Martha Pelloni, o retrato de uma freira que faz tremer o mal

E você não tem medo de ser morto? A questão é Liliana Viola , autora de A Irmã , vencedora do 6º Prêmio Anagrama Chronicle da Fundação Giangiacomo Feltrinelli. Um livro corajoso, necessário e urgente . Leitura obrigatória, tão envolvente quanto dolorosa. Um livro que faz o sangue ferver.

Liliana Viola fotografada pelo fotógrafo Sebastián Freire. Foto cortesia do autor. Liliana Viola fotografada pelo fotógrafo Sebastián Freire. Foto cortesia do autor.

A irmã em questão, e quem responderá à pergunta, é Martha Pelloni , “a freira sapucai” que liderou as Marchas Silenciosas em Catamarca há 35 anos , quando uma adolescente chamada María Soledad Morales foi encontrada morta em uma vala, após ter sido drogada e estuprada em grupo.

Um caso emblemático e que abriu precedentes por vários motivos. Os três principais: primeiro, uma cidade inteira, toda a imprensa e um país inteiro se levantaram em massa pela primeira vez para exigir justiça. Segundo, o caso expôs toda uma rede de corrupção arraigada no poder da província, que chegava até o poder executivo nacional. Terceiro: impunidade .

E você não tem medo de ser morta? "Basta alguns segundos entre a minha primeira pergunta e a sua resposta evasiva para imaginar as cenas que devem estar passando pela sua mente, assim como dizem que os instantâneos de uma vida inteira se desenrolam no momento da morte ", escreve Viola em A Irmã.

O que se segue é uma descrição quase cinematográfica em estilo flashback , com foco nos principais eventos do caso:

“Quando, em 10 de setembro de 1990, ela é informada de que um aluno desapareceu da escola que dirige em San Fernando del Valle, Catamarca; quando o pai da menina lhe diz que acaba de identificar o corpo no necrotério ; quando seus colegas querem sair às ruas para exigir justiça; quando o chefe de polícia, cujo filho estará na lista de suspeitos, a detém na sala da diretoria, acusando-a antecipadamente do que poderia acontecer com seus alunos. Quando ela sai às ruas com eles. Quando uma, duas, inúmeras testemunhas a procuram para confessar detalhes importantes que depois negarão no tribunal . Quando ela toma a decisão de acusar os culpados, sabendo que todos são parentes das famílias mais poderosas da província e do país. Quando ela percebe que está enfrentando o próprio Presidente da Nação e, mesmo assim, continua a marchar, duas, três, cem vezes. Quando o presidente Carlos Saúl Menem é pressionado a intervir na província governada pelo homem forte Ramón Saadi , filho de Vicente Saadi, figura-chave no desenvolvimento de sua carreira política e da aliança que o levou ao poder.”
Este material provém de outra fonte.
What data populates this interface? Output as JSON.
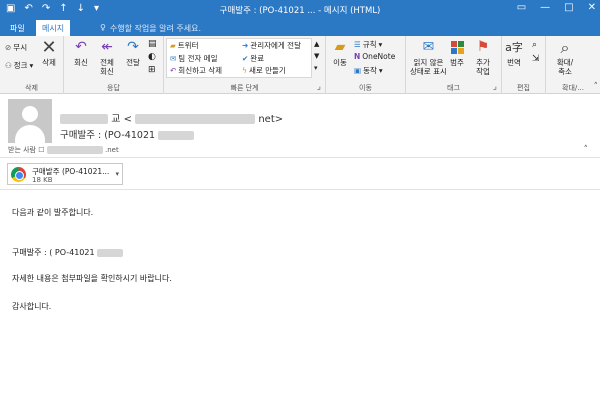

Este é o livro inteiro, uma narrativa de uma escalada de eventos comoventes e horripilantes, que não se encerram no caso mencionado, mas estabelecem pontes com outros casos igualmente aberrantes, muitos dos quais permaneceram sem solução até hoje. Uma crônica concisa e envolvente que provoca no leitor uma espiral ascendente de sentimentos que exigem um clamor urgente.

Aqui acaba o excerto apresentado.